The influence of thermal factors on the growth of vegetation in China was more significant, especially in the growing season, spring, and autumn. This phenomenon was particularly prominent in areas with relatively low temperatures in woodlands and grasslands in mountainous areas of Northeast China, Northwest China, and central China. The significant positive correlations between precipitation and NDVI were mainly located in northwest China, which experiences below 400 mm of average precipitation in many years. The development and construction activities with high intensity and high density in urban areas have led to a significant reduction in the vegetation coverage in cities and surrounding areas, especially in the Yangtze River Delta, the Pearl River Delta city group, and several other large cities. The ecological protection measures of agricultural production, conversion of farmland to forest, and grassland enclosure have promoted the improvement of vegetation cover.
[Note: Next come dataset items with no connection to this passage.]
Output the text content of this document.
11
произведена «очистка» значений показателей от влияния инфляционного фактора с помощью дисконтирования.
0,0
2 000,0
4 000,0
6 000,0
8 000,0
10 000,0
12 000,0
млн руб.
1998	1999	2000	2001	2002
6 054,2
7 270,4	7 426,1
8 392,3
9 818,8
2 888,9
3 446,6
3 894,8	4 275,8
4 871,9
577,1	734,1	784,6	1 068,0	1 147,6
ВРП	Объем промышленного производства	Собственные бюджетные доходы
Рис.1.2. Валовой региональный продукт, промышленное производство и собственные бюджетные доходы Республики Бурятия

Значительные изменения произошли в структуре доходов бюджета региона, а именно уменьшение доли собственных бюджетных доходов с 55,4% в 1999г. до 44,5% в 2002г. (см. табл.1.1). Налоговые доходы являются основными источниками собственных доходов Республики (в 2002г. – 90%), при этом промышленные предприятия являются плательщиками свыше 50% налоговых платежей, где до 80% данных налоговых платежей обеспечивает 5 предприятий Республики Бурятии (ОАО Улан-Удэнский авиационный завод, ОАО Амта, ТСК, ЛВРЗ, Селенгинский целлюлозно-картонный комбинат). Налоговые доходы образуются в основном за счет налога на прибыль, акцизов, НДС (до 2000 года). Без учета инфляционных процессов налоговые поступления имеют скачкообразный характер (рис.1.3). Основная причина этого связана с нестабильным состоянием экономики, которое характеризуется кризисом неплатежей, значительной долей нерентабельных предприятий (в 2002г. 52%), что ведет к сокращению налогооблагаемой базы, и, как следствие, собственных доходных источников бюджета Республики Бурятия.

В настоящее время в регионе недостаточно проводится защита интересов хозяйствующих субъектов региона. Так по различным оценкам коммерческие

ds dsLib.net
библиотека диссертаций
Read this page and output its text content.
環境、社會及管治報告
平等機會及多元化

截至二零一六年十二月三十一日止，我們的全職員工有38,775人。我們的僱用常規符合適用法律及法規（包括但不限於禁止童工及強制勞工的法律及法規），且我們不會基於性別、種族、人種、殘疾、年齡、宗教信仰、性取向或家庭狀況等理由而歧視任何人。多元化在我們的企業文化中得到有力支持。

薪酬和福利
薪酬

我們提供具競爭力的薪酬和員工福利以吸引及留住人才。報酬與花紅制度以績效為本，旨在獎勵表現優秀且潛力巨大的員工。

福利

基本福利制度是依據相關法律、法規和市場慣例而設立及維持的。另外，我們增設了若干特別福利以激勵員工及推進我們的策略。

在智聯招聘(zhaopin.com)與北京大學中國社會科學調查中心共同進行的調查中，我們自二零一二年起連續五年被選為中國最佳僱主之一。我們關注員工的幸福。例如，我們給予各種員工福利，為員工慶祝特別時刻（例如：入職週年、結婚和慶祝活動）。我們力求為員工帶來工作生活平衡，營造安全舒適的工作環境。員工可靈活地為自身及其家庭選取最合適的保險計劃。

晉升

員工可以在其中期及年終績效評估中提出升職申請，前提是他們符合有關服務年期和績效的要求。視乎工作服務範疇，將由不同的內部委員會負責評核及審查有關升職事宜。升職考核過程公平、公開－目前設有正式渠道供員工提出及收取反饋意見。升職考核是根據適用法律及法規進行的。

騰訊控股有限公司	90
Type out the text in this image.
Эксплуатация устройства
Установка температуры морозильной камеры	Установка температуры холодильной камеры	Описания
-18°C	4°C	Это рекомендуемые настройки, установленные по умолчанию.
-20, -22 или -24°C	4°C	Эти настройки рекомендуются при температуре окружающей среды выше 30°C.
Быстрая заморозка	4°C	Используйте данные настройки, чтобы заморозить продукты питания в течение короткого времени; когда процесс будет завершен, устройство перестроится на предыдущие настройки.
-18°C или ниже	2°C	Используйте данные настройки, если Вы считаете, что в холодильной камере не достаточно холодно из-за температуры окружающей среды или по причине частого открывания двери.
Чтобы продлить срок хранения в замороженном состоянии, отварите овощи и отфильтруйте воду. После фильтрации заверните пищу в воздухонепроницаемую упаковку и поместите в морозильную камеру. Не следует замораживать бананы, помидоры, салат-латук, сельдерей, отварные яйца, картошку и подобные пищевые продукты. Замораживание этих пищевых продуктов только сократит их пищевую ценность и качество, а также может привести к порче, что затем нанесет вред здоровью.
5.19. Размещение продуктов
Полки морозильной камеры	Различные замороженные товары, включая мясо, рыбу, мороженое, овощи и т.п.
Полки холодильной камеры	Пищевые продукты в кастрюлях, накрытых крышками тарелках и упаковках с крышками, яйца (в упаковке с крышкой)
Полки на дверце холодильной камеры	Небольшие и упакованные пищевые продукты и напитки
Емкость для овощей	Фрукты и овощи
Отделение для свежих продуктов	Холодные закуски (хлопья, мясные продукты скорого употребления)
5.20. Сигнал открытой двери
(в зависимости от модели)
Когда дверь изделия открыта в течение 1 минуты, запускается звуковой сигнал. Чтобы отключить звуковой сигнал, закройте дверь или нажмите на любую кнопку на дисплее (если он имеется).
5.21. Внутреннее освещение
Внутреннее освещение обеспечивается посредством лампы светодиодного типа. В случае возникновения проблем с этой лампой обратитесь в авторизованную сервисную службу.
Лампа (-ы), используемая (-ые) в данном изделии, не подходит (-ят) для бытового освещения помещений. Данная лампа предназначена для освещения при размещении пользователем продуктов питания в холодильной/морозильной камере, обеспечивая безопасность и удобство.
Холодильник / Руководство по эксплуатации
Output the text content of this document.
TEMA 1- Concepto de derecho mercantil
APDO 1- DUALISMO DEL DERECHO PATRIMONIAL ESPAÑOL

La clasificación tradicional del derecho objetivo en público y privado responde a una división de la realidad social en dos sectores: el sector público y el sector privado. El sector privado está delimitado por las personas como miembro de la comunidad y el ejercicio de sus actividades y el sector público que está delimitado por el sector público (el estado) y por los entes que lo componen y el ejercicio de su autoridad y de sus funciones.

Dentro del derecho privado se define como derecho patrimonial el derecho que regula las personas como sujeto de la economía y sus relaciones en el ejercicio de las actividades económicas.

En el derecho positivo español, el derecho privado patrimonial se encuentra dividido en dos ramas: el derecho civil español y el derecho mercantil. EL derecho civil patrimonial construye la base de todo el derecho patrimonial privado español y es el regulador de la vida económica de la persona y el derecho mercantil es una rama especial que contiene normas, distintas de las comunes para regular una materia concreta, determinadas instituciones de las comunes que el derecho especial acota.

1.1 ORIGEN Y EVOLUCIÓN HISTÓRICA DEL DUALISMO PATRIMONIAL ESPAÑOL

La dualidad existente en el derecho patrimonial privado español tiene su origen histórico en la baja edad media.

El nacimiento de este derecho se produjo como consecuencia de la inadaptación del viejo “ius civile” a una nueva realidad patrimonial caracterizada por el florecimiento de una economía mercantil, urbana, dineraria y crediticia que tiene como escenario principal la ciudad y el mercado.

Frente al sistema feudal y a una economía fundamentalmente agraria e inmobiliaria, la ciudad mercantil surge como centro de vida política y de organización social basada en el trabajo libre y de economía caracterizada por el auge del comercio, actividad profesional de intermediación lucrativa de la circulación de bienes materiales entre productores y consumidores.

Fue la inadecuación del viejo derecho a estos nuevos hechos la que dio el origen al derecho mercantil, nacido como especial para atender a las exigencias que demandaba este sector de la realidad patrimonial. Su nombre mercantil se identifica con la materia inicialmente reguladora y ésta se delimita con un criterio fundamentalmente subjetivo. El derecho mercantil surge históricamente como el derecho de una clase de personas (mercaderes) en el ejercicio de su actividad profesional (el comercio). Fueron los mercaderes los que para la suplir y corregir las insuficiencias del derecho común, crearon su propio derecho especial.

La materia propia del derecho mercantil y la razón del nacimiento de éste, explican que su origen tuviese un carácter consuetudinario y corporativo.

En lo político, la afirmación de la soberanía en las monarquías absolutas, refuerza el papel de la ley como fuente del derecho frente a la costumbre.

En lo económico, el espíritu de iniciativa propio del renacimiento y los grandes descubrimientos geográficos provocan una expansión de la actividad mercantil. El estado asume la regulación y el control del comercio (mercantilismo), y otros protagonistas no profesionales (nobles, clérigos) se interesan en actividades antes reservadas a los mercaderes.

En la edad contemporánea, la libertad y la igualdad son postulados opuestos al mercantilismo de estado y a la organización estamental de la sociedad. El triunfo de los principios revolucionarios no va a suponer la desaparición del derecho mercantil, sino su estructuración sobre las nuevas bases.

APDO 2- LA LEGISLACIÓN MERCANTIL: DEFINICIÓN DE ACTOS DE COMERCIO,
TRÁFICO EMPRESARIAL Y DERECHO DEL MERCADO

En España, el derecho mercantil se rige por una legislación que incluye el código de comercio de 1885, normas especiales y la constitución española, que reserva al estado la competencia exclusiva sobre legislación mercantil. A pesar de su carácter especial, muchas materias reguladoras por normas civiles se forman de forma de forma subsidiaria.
Although the overall vegetation coverage in China has been improving, the intensification of the spatial heterogeneity in the vegetation change trend requires the management department to be highly vigilant. The degradation of vegetation in the highly urbanized area and the northwest arid region requires attention. The enhancement of vegetation in large cities and surrounding areas as well as the protection and restoration of vegetation in the fragile ecological areas of northwestern China should be the focus for future ecological protection measures in China.